Jak Ci wszystko bujnie już zarosło w porównaniu z wiosna, piękne te Twoje kępy kwiatów, takie dorodne, napatrzyć się nie mogę A widzę że pryskałas trawkę naokoło kamieni? no własnie to ten minus, że trudno przy kamieniach kosić.. będziesz teraz wyrywać tą uschniętą trawę? ja wycinam trawę przy kamieniach specjalnymi nożycami
Aniu zachwycają mnie Twoje widoczki, masz mnóstwo roślinek które uwielbiam Clematis bajka, ukwiecony i piękny, przetaczniki, za którymi ostatnio oczy wypatruję,a u Ciebie cała masa odmian i goździki , które kocham, moje niestety już przekwitły....
Aniu,pięknie wyglądają rabaty z białym kamieniem.Zauważyłam czerwonego gożdzika,czy to wieloletnia odmiana?Muszę przejść się na rynek jutro i popatrzeć na gożdziki,bo wymarzły mi wszystkie,został tylko różowy.
Alicjo kosić trawy nożycami na pewno nie dała bym rady, kamień nie jest obrabiany...wystaje na wszystkie strony.
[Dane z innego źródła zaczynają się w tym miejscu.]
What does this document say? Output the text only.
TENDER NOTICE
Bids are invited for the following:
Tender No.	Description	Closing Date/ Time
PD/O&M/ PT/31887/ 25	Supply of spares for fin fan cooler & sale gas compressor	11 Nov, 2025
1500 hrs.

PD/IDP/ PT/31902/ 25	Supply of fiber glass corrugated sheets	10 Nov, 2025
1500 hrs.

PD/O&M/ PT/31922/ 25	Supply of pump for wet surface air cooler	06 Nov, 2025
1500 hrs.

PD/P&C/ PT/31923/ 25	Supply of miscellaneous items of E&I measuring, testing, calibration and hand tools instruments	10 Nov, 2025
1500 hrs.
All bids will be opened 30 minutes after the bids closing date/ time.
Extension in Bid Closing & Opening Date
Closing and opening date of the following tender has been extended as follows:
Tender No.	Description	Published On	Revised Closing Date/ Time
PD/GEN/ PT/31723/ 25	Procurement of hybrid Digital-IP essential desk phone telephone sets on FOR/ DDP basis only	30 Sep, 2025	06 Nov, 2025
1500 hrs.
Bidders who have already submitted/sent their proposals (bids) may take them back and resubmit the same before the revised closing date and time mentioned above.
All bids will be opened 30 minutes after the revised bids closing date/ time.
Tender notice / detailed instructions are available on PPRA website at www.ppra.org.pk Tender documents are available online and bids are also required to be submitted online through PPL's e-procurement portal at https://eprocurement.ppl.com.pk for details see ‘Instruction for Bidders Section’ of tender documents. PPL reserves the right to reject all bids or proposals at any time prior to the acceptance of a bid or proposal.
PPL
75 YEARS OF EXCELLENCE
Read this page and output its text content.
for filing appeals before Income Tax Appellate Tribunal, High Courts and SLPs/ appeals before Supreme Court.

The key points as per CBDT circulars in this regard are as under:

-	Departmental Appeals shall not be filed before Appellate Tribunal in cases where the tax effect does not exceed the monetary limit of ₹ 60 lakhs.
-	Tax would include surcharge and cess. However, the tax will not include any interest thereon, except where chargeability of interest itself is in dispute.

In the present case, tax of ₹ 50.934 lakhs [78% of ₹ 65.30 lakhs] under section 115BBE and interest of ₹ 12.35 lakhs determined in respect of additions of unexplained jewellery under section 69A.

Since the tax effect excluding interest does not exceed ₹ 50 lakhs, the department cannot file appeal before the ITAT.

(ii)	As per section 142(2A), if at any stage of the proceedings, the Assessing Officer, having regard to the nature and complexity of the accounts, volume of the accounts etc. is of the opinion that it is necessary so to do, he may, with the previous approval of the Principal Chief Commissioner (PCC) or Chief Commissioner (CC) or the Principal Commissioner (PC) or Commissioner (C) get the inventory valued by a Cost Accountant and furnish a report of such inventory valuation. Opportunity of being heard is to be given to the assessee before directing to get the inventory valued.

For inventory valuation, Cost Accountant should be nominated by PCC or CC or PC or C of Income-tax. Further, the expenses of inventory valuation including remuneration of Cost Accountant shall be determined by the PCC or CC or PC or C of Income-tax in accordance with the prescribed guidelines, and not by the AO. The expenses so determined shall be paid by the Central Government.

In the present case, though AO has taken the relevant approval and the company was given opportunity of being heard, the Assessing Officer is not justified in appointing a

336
Po wypaleniu trawy, jak porządnie uschnie...bez problemu ściągam gracką. W tym roku widać jak kamień wtapia się już pomiędzy rośliny...jestem bardzo zadowolona że zaczyna wszystko wyglądać naturalnie. Zauważyłaś że kępy kwiatów są dorodne, staram się sadzić wysokie odmiany, przynajmniej dwie sztuki blisko siebie. Drobne po kilka sztuk, efekt jest o wiele lepszy niż jeden krzaczek posadzony w większym oddaleniu. Z miejscem nie mam na razie problemu więc zagęszczam puste przestrzenie Aga zwróć uwagę na przetacznik w różowym kolorze, jest niższy od innych odmian...błyskawicznie się rozrasta, naocznie wygląda cudownie
Chętnie kupiła bym inne odmiany Gosiu goździki są wieloletnie, nawet nie myślałam że mogą tak obficie kwitnąć. Całe kępy są obsypane kwiatami i pączkami.
Aniu będę się rozglądała za różowym przetacznikiem
Widoki wspaniałe, nie mogę się napatrzeć na Twoje rośliny mieszkające w masie kamieni....uwielbiam taki klimat ogrodów....naprawdę jestem zachwycona.....kamień, drewno i masa roślin....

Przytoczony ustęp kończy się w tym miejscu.